Capítulo 73 - Solidão de Dois Mil Anos
Em meio a todo aquele cabaré, eu não conseguia acreditar em quem estava bem na frente dos meus olhos.
— Saki? — Mika olhou pra mim também desacreditado, um tanto quanto constrangido.
— Pera aí, vocês se conhecem? — Akira pôs sutilmente a mão em meu ombro, me inclinando para ele.
— É… sim… ele é meu amigo de infância.
Meu amigo, quase um irmão, se desprendia das mulheres sensuais que o cercava, rapidamente, agarrando e vestindo uma jaqueta azul escura com detalhes laranjas, cobrindo apenas seus braços e costelas.
Nós nos olhamos silenciosamente por alguns segundos, olhando um para o outro de cima a baixo, tentando nos reconhecer, cruzando meus olhos em brilho purpura com sua pupila azul-marinho.
— Desde quando você tem tanquinho? — perguntei.
— QUE PORRA TU TA FAZENDO AQUI, MULHER? — gritou euforicamente por cima.
O silêncio absoluto que assolou o lugar nos fez chegar a conclusão que seria melhor ir para um lugar um pouco mais vazio.

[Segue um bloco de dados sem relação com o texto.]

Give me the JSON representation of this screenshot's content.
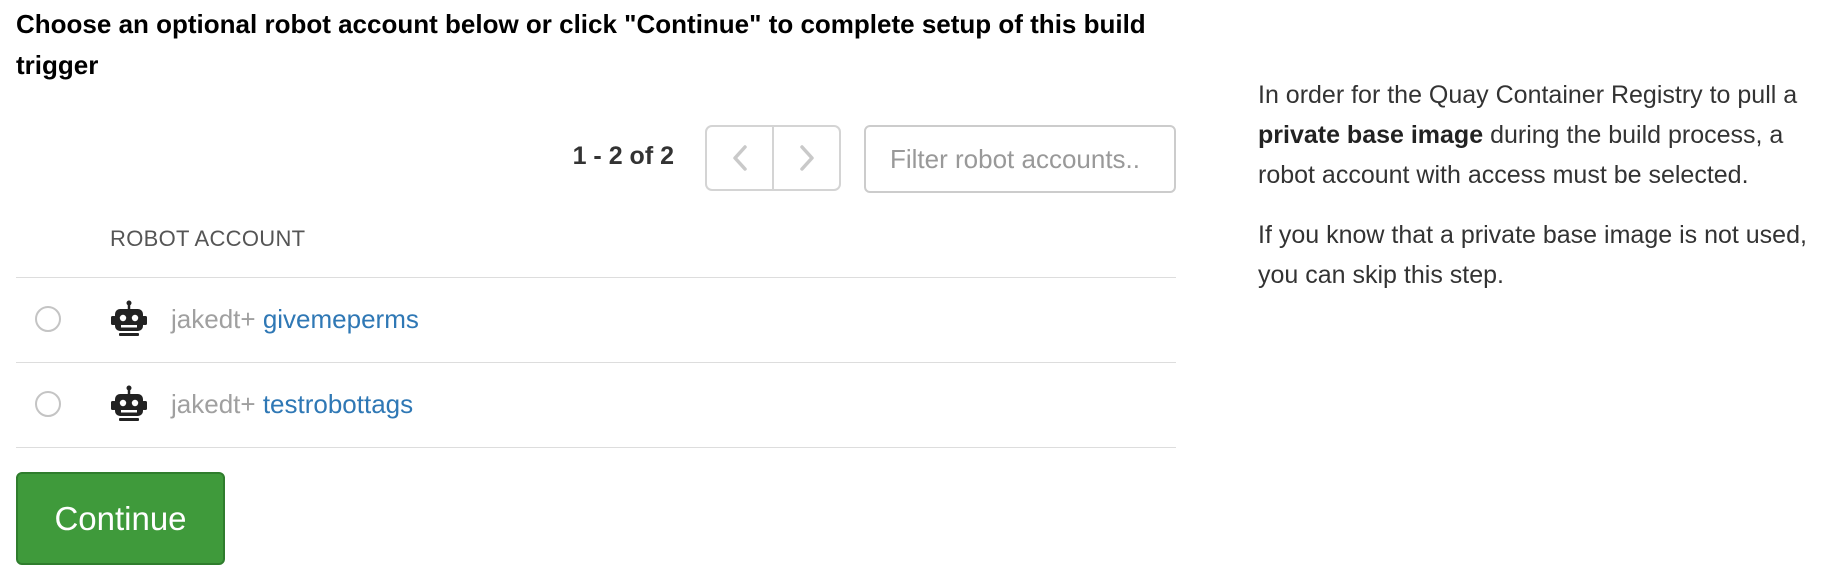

No caminho, eu acertava meu rosto com alguns tapas e até mesmo pedi para Noelle me beliscar, só para ter certeza de que não estava em um sonho.
Mika nos levou para um canteiro de flores, distante das luzes quentes do Jardim. Lá eu contei a ele um breve resumo das minhas pequenas aventuras desde que cheguei ao Éden, enquanto o mesmo ria de algumas bobeiras que Akira e Noelle comentavam periodicamente.
— Deve ter sido difícil… — disse, ainda recuperando o fôlego após tanto rir — eu até entendo um pouco.
— Saki disse que vocês são amigos de infância — Akira interviu rapidamente — então vocês vieram do mesmo lugar?
— Até aonde eu me lembro, sim.
— E quando foi que você chegou aqui? — ansiosa, fui direto para as perguntas que estavam me matando — E como conseguiu entrar no Jardim sozinho? Não vai me dizer que você também é uma desses “Gloriosos Heróis”, não é?
— Ah, tem um tempinho… disso eu me lembro bem. No dia do seu aniversário, era bem no meio da semana, eu fiquei trabalhando até tarde já que meu chefe era um pau no cu e disse que eu precisaria fazer hora extra naquele dia. Só sei que quando finalmente pude sair, fui correndo pra sua casa pra gente comemorar e ainda te fazer uma surpresa — ele contava enquanto olhava para as estrelas, como se estivesse sendo afogado em um mar de nostalgia — mas chegando lá, eu te vi virando uma esquina no fim da rua e fui correndo atrás de você. Eu fiquei preocupado quando vi que cê tava entrando em um galpão velho, abandonado e sujo, e então entrei, acreditando que tinha alguma coisa errada envolvida. No fundo do galpão tinha uma porta de emergência brilhando, a luz era tão forte que pensei que ia ficar cego.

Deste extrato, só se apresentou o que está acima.